If anything, I think the show sort of subverted both of those expectations, ending up chaste and sweet to the point of saccharine. All the characters who had sex for the first time decided to do so from a place of love and commitment. The show was very careful to equate Kurt and Blaine and Rachel and Finn, shooting both couples in essentially similar positions of repose, clasping hands the same way, and similarly clothed. In a way, I think it’s more useful to make the couples as similar as possible, rather than focusing on the mechanical differences between the way they’re going to get down. Given that conservative stereotypes about gay men in particular focus on the idea that gay people are promiscuous and emotionally detached, tenderness is more confrontational to those beliefs than actually shooting a sex scene.

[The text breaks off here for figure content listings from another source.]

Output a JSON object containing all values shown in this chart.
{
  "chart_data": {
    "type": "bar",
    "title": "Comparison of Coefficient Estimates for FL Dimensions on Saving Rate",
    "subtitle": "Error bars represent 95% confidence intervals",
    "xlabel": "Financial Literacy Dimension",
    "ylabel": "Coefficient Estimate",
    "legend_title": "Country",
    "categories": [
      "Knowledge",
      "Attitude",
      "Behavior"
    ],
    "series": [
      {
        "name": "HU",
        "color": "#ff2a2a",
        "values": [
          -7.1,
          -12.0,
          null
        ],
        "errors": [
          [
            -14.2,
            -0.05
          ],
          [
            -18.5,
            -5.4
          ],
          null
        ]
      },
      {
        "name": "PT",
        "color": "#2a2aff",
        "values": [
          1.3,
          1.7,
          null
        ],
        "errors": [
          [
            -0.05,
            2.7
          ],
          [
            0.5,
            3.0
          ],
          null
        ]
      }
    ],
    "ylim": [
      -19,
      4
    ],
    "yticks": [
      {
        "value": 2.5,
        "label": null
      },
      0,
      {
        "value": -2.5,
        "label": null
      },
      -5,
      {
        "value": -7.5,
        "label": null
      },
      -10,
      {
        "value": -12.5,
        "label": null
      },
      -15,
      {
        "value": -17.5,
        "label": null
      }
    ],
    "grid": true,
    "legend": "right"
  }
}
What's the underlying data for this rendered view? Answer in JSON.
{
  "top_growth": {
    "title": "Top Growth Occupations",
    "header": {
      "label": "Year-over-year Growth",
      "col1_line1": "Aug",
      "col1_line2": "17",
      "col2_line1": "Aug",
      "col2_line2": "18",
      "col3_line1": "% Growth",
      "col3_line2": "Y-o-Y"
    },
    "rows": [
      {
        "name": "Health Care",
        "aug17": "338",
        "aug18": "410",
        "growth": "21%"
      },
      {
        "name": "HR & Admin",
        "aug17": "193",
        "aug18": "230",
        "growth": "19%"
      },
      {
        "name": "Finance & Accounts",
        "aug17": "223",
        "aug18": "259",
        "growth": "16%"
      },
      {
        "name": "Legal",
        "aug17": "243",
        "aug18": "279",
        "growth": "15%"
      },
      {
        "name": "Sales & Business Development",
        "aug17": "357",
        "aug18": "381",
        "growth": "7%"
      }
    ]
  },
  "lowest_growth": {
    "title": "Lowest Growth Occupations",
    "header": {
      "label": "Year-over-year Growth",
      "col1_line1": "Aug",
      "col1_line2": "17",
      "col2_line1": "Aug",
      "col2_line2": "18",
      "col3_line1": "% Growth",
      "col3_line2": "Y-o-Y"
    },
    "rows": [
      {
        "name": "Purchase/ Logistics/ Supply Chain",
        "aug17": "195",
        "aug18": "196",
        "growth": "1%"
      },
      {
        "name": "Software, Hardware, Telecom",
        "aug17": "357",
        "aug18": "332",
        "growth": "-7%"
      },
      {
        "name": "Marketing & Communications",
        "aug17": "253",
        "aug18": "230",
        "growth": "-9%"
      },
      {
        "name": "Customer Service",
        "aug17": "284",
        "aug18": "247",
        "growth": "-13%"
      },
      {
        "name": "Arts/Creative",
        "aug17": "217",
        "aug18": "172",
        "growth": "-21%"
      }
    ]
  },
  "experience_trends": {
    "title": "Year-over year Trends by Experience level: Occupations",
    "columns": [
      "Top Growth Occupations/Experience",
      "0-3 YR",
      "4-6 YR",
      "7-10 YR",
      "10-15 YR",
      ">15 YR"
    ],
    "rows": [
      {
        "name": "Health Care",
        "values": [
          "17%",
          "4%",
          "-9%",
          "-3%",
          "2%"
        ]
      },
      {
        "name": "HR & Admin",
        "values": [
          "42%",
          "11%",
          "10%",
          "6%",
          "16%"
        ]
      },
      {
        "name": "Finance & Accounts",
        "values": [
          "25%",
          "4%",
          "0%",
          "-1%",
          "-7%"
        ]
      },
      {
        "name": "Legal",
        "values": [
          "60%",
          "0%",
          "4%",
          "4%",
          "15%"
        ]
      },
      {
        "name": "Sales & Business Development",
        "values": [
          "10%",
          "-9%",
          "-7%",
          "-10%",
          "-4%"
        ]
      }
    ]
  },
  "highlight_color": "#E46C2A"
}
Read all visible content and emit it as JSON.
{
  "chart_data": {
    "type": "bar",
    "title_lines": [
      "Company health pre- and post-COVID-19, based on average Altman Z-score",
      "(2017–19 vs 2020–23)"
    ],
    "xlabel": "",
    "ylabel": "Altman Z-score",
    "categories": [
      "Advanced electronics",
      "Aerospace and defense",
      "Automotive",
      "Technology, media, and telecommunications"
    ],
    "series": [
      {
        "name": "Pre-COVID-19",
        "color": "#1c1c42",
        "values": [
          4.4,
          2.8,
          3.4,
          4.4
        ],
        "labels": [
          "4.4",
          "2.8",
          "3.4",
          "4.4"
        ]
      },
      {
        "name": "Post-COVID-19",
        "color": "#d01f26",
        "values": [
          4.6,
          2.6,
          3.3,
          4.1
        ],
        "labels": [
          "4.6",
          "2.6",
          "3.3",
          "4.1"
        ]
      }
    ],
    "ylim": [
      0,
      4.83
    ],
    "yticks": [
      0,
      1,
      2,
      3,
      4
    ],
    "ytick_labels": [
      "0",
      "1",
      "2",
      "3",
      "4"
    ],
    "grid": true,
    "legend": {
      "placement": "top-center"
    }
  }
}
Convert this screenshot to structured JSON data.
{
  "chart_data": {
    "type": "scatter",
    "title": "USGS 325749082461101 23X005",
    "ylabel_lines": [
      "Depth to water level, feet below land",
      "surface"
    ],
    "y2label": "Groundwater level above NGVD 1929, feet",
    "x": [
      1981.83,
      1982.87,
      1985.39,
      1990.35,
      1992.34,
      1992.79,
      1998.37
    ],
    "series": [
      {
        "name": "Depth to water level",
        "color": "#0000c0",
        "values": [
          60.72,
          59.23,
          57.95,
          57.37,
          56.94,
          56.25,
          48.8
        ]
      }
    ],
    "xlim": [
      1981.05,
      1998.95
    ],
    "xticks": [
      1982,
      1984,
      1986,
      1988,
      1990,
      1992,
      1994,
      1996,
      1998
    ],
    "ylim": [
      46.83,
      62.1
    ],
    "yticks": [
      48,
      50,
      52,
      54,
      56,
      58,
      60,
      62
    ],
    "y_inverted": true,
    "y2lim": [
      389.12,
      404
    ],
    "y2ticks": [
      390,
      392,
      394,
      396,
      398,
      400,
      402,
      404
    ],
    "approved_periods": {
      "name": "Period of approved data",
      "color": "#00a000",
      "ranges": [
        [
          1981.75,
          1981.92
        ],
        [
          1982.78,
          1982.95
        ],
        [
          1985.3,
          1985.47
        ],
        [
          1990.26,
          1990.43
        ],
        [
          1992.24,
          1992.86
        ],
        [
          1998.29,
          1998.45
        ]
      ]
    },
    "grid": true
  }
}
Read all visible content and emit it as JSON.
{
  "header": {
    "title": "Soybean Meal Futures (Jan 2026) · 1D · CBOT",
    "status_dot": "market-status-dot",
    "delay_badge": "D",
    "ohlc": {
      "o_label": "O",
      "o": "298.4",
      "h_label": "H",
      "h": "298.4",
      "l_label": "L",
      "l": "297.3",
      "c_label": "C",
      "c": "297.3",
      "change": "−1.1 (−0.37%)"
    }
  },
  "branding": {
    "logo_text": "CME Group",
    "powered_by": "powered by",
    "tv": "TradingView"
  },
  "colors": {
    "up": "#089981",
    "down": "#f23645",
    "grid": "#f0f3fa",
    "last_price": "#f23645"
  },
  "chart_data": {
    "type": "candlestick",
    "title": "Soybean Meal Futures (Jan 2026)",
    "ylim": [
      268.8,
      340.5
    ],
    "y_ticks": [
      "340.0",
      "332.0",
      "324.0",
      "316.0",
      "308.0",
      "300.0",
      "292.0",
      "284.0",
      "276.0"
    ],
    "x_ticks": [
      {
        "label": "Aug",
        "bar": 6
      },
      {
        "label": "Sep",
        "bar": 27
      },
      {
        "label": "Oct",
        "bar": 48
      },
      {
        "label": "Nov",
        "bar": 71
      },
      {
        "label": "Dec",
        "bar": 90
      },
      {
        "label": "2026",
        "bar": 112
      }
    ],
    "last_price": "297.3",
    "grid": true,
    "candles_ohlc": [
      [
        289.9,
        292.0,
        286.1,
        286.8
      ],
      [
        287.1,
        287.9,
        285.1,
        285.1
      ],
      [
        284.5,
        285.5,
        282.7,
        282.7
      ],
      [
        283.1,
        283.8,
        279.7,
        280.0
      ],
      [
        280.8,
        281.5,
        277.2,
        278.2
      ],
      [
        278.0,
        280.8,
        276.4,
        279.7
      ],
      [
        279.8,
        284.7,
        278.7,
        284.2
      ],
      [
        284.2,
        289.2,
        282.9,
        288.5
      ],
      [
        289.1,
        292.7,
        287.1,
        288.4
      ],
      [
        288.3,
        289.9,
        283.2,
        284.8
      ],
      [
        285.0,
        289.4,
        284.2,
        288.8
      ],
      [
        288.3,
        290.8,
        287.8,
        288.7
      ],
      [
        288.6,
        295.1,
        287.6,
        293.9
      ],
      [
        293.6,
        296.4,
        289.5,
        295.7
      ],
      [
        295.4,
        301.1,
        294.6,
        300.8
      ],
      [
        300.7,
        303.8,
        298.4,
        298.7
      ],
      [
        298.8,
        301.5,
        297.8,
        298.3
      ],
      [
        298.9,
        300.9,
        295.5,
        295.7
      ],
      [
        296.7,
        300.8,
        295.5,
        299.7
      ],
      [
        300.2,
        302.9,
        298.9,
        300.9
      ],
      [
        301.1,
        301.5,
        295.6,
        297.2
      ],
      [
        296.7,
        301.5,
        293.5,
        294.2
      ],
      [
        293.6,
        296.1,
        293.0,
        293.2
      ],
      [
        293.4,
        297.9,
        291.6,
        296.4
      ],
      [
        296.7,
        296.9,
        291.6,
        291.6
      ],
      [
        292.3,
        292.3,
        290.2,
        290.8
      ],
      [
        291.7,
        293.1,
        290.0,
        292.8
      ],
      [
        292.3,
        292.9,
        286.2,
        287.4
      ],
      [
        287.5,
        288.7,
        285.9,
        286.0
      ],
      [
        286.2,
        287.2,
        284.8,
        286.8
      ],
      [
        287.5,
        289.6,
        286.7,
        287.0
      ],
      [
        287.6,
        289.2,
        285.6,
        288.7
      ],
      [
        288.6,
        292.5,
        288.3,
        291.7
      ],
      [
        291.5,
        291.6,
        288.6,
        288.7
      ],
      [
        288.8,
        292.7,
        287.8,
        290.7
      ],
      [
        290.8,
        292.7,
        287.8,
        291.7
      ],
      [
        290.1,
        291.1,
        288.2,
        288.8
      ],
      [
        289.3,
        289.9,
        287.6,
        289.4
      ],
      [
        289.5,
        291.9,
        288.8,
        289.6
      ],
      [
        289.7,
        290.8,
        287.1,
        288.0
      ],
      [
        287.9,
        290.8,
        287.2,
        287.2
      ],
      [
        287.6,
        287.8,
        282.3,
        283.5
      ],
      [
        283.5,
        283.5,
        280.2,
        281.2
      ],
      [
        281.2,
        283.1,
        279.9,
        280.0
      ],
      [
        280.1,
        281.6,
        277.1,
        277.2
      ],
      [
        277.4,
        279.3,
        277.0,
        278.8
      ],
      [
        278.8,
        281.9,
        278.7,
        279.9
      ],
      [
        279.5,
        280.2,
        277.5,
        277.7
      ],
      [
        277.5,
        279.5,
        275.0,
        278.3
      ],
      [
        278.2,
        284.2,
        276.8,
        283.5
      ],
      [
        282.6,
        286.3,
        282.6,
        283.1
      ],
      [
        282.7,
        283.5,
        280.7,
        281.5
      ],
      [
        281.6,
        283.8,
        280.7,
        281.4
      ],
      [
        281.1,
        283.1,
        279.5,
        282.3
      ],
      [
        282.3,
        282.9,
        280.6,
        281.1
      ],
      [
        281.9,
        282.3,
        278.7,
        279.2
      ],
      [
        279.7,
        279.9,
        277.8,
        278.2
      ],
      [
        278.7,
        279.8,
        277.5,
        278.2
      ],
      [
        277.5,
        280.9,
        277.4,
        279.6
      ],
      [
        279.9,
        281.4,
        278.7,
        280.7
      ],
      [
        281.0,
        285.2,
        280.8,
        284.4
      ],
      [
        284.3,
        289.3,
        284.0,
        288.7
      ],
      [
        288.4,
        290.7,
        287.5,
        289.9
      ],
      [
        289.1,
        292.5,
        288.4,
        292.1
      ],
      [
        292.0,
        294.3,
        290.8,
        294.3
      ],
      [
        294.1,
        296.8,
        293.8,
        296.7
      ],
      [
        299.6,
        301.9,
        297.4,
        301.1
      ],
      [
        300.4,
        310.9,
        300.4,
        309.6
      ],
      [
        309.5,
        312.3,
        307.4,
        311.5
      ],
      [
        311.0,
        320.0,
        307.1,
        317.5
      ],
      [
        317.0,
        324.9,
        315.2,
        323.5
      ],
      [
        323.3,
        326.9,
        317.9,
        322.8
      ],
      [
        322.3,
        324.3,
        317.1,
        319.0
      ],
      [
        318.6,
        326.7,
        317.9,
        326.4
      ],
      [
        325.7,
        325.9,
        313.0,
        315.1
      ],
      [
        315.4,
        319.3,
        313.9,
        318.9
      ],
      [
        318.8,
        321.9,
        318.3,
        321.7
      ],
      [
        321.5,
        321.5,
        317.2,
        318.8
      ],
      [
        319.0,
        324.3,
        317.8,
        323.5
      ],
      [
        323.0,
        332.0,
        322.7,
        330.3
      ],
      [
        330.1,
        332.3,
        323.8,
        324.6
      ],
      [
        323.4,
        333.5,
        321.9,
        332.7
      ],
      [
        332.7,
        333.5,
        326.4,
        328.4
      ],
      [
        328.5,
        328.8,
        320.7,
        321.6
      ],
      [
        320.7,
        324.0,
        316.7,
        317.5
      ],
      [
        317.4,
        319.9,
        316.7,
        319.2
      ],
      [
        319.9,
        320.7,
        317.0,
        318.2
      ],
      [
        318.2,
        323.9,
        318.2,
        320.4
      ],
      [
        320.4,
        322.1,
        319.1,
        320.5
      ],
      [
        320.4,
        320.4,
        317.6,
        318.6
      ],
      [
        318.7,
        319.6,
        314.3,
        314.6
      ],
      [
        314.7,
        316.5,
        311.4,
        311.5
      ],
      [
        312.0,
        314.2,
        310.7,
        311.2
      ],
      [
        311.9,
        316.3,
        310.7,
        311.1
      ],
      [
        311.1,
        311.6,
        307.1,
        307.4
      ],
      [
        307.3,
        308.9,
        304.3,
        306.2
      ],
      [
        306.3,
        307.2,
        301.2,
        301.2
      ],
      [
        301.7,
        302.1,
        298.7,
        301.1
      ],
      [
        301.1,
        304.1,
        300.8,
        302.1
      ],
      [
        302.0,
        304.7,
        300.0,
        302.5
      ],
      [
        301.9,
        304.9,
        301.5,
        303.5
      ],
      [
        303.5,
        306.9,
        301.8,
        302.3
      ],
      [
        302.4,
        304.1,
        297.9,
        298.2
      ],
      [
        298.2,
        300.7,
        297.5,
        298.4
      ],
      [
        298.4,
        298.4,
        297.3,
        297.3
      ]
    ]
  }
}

Glee’s also had a sort of weirdly nasty attitude towards people who have reached adulthood without having sex along the way. That may not be the majority of Americans’ experience, but it does happen for people. And rather than the 40 Year Old Virgin approach, which involved some ribbing, but also a clumsy but good-faith effort to get the titular virgin laid and to explore his feelings and anxieties about sex, Glee’s tended to treat Emma, its main adult virgin, as if she’s pathological. Her OCD treatment happens almost entirely off-screen, and is framed as if it’s mostly in service of Will finally getting to have sex with her. By contrast, I thought the show did a really nice job with Coach Beiste last night: Dot Jones sold the hell out of what it must be like to have just given up on participating in part of the human experience.